Scott Kirsner brings to life the scene on this day in 1894 in Inventing the Movies:

The Holland brothers had rented a former shoe store at 1155 Broadway… and turned it into the world’s first Kinetoscope parlor. … Greeting patrons at the entrance was a bust of Thomas Edison… painted to look like it had been cast out of bronze, and perched atop a Greek column to give the place an air of class…. The novelty of life and motion stored inside a box and triggered on command–the startling realism of those flickery, black-and-white scenes–was what drew in customers, not the films being exhibited. … By the close of the first day of business, nearly five hundred people have watched Edison’s movies, and the Holland brothers had raked in $120.

A year earlier, Edison wrote about the invention: “I’m doubtful there is any commercial feature in it, and fear it will not earn their cost. These… devices are of too sentimental value to get the public to invest in it.”

He was wrong. The Kinetoscopes were an immediate hit. Edison sold nearly a thousand of them at $200 each to a syndicate; his $24,000 investment in experimentation had by February 1895 returned $177,847 on machines and films. And then, says Harold Evans in They Made America, “[Edison] took the first step on a long, long road to synchronized talking pictures, when he installed a phonograph in a peep-show machine.”

April 15, 1999

LiveJournal is launched by Brad Fitzpatrick, age 19, as a way of keeping in touch with his high school friends. LiveJournal started as a blogging site that incorporated social networking features inspired by the WELL. It was bought in January 2005 by blogging software company Six Apart which sold it two years later to Russian media company SUP Media.

April 16, 1975

Sony launches the Betamax videocassette format in Japan. Sony’s corporate history explains the origins of the name: “‘Beta’ is the Japanese word used to describe the way signals were recorded onto the tape. From this sprung the idea of using the word ‘beta.’ [In addition,] the tape path in the new loading system closely resembled the Greek letter beta, when seen from above. This symbol is associated with good luck and can be construed as a drawn-out pronunciation of the English word ‘better.’ ‘Max,’ an abbreviation of the word ‘maximum’ was intended to impart a meaning of grandness, and was then added to the end. The name ‘Betamax’ was born.”

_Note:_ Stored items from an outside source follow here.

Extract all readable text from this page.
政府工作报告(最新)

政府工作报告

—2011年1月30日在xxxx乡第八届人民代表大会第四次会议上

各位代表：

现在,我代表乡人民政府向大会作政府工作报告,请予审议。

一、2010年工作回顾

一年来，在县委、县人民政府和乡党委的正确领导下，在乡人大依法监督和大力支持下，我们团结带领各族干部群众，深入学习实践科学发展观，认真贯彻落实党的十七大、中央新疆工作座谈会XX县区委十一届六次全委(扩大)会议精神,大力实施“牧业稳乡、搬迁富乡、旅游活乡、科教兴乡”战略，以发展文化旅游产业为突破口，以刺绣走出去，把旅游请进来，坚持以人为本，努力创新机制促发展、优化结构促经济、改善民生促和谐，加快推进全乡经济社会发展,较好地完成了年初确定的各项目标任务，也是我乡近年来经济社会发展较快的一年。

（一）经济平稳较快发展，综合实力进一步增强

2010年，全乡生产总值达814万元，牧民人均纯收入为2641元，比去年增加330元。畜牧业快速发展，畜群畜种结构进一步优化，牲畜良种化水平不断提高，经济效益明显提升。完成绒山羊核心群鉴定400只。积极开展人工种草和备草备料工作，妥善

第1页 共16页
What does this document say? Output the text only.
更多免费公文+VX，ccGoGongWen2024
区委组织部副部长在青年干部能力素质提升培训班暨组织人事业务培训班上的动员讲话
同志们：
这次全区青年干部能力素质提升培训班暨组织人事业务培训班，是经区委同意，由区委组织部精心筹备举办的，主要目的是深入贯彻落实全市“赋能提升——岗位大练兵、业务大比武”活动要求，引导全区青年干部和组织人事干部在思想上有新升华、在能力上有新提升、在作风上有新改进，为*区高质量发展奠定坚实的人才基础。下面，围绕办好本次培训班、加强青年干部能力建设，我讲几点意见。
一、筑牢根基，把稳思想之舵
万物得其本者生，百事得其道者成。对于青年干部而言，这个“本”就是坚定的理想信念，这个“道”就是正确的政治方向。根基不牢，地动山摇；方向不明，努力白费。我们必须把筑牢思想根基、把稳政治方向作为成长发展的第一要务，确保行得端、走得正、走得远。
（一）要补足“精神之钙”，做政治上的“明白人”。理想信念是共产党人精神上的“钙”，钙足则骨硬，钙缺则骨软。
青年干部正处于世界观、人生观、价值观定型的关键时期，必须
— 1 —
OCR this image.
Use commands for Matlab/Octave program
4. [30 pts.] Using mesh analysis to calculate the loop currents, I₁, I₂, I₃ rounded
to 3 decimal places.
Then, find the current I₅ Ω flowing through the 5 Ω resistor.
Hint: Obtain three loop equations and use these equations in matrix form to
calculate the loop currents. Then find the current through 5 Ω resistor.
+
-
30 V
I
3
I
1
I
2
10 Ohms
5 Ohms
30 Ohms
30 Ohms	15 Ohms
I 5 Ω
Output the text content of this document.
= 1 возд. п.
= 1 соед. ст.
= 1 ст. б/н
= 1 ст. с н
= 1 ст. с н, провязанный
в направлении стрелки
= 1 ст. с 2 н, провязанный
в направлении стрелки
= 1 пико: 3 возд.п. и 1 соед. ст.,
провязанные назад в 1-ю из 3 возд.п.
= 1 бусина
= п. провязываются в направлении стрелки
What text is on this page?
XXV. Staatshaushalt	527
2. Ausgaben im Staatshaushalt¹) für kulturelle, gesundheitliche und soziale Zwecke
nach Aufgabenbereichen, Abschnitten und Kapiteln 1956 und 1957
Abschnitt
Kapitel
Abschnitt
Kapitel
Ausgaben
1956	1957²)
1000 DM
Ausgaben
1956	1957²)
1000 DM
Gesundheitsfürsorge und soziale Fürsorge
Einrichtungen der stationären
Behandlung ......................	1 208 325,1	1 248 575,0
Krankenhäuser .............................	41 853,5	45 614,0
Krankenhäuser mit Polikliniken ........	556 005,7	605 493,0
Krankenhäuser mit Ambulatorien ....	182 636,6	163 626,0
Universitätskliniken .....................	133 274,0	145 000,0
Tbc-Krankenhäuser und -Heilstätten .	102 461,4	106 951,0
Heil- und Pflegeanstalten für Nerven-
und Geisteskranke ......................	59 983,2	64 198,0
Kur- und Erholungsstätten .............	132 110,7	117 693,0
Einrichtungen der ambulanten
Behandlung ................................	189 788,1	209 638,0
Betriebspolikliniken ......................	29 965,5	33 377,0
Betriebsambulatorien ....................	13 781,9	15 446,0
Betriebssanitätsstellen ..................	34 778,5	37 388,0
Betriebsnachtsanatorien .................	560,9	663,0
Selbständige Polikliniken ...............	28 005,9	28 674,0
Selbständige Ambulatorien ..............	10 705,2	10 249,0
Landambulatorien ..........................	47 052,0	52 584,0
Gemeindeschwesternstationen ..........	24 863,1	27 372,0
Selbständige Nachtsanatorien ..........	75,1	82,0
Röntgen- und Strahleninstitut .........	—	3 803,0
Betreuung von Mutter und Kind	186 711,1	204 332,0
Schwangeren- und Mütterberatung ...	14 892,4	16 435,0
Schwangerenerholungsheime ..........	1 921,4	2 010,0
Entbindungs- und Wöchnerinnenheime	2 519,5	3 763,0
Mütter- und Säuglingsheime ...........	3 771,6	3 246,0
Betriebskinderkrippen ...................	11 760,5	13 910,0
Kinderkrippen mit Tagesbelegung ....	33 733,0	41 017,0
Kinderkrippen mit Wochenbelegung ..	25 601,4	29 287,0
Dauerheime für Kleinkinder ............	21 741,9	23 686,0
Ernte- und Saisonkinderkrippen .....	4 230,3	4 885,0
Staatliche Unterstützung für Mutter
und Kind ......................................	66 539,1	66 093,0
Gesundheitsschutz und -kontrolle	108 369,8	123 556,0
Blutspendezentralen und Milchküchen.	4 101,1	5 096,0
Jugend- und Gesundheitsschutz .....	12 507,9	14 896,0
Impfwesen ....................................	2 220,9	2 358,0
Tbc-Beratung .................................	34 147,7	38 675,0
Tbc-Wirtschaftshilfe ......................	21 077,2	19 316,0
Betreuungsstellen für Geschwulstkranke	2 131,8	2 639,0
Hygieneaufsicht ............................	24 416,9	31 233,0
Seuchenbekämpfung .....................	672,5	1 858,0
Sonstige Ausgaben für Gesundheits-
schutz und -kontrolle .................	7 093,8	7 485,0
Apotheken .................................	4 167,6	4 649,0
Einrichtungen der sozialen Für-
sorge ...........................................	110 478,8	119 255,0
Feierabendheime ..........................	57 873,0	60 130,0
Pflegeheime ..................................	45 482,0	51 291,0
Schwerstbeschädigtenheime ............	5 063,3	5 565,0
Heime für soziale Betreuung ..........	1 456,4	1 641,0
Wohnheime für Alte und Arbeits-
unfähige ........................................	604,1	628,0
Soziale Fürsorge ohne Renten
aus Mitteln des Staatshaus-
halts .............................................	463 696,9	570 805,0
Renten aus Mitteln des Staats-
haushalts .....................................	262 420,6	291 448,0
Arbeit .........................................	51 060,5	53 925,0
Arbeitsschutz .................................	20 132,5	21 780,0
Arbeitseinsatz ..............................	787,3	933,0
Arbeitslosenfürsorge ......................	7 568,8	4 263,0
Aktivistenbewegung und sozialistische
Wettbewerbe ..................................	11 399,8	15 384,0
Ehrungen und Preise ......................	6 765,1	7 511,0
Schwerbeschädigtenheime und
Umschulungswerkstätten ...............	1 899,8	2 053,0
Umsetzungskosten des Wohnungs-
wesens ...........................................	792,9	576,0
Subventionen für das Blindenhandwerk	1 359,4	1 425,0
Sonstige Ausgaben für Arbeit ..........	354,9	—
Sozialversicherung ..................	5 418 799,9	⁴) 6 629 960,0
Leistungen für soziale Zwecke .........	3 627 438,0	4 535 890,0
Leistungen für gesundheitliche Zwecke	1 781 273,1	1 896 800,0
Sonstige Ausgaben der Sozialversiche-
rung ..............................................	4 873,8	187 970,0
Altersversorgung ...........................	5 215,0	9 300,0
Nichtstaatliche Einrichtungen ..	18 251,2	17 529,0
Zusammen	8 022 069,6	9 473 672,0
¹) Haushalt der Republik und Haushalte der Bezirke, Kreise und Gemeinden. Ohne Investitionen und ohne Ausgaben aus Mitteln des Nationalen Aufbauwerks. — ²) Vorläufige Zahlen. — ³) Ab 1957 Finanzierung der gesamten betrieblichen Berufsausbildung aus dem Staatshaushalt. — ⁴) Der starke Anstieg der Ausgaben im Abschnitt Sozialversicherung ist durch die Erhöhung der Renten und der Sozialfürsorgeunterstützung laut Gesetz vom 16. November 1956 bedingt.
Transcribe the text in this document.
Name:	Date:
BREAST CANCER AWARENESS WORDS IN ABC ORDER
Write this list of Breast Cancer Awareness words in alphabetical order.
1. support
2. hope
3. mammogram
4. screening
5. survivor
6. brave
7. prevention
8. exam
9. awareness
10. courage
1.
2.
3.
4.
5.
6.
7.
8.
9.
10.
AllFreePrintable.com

Sony’s official history continues:

While Sony believed it had a revolutionary product on its hands, it still had to convince consumers throughout the world how to benefit from a Betamax VCR in their homes. [Sony's President] Morita thought the best way to achieve this was through a short, catchy slogan, and the slogan “time-shift” was created. This encapsulated the core concept behind the Betamax; to build a machine that frees consumers from the constraints of watching television programs on the day they are broadcast. With the time-shift function, consumers could record their favorite programs and watch them whenever they liked.

Betamx ended up losing to another videocassette format, VHS, mostly because VHS had longer playing time and much less complex tape transport mechanism.

Or, as Marc Wielage and Rod Woodcock put it:

“Oh, somewhere there’s a VCR

 that’s been a huge success,

That format now is thriving

 and is known as VHS;

 And somewhere tapes are playing

 and films are rented out.

 But there’s no joy at Sony…

 Mighty Beta has struck out.

Of course, both (analog) formats gave way to (digital) DVDs which have been taken over by (virtual) online video streaming.